As expected, the minutes from the last FOMC meetings presented no surprises. Today, the Fed released the minutes from the most recent policy meetings from last January. There really has been no chatter regarding any rate increase in the current environment but some have pointed to sometime thisFOMC Minutes Released summer, perhaps after the June meetings that such a move will occur.

The minutes show that every board member declined to raise rates yet there were discussions about the timing of the next rate increase. There will be one more round of meetings until the June sessions.
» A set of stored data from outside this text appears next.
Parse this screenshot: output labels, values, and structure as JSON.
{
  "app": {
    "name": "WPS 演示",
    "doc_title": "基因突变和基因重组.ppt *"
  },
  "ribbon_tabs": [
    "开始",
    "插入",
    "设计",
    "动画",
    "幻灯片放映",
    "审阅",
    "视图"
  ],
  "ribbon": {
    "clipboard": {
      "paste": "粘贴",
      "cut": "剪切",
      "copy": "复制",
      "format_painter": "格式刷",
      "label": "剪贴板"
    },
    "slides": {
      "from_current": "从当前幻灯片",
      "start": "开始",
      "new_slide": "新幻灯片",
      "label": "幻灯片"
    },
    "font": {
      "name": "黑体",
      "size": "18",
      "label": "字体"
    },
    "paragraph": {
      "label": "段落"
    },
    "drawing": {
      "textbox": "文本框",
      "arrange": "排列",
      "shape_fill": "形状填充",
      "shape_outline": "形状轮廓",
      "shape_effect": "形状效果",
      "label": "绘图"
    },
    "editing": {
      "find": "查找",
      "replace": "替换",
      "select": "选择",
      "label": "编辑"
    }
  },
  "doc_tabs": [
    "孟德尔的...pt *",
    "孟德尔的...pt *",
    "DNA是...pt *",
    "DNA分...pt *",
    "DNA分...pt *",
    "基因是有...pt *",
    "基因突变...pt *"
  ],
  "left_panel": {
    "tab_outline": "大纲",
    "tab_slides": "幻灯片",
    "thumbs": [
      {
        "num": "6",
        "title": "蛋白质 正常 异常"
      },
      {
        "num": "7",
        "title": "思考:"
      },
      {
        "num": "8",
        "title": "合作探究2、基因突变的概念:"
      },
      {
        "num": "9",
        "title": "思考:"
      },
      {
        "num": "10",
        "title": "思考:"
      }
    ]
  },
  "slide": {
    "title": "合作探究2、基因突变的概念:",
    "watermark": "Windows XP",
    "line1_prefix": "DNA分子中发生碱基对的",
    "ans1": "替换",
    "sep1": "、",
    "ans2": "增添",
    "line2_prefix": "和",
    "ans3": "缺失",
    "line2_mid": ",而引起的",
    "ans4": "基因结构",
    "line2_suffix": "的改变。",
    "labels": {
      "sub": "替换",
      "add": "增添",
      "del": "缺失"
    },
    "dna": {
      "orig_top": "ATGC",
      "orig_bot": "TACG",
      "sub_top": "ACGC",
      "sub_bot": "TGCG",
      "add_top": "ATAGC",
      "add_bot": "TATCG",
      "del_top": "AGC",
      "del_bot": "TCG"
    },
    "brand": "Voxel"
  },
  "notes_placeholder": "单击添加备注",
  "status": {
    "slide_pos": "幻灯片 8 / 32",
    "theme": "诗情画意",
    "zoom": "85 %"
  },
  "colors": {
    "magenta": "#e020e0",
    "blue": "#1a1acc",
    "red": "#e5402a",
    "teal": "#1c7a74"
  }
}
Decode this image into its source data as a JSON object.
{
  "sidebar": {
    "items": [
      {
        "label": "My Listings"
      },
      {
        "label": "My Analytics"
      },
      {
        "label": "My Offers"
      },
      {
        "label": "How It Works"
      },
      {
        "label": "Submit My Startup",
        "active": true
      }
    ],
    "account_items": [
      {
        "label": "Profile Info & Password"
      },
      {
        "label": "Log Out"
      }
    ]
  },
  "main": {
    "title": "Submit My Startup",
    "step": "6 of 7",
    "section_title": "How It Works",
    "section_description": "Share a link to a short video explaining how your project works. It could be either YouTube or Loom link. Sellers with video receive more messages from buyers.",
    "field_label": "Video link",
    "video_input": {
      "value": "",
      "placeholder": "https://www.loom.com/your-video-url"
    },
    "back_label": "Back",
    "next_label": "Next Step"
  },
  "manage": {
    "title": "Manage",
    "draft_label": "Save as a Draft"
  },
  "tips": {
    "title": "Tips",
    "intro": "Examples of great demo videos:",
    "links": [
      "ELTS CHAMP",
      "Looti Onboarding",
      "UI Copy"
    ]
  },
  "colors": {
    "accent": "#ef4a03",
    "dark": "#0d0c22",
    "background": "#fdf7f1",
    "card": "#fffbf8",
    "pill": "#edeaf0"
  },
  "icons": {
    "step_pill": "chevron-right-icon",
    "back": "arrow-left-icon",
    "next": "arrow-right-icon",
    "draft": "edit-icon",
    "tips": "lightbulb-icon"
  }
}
For now, the Fed’s inflation target is well below the 2.00 percent target rate and for the foreseeable future, it might remain in its current window hovering around 1.00 percent. With the release of the Producer Price Index today, that notion was confirmed. The Bureau of Labor statistics reported the PPI number came in much lower than expected, down -0.8% as analysts predicted a fall of -0.4%, largely due to the rapid decline in oil prices. Core PPI, the number excluding food and energy costs, dropped by -0.1% as well. Even taking out the drop in crude, prices still fell at the wholesale level. That can indicate depressed prices for retail goods for the next couple of months, regardless of any food or energy component.

The FOMC minutes continued to push the line they’re going to be “patient” as it relates to any rate moves, mimicking the remarks made at the previous FOMC meetings. Those who are paid to parse “Fed Speak” say the term “patient” still being used indicates a steady as she goes approach. However, at the next round, if the same term is missing from the release of the minutes, it could be a harbinger of a Fed tightening for the first time since a 0.25% bump in June of 2006.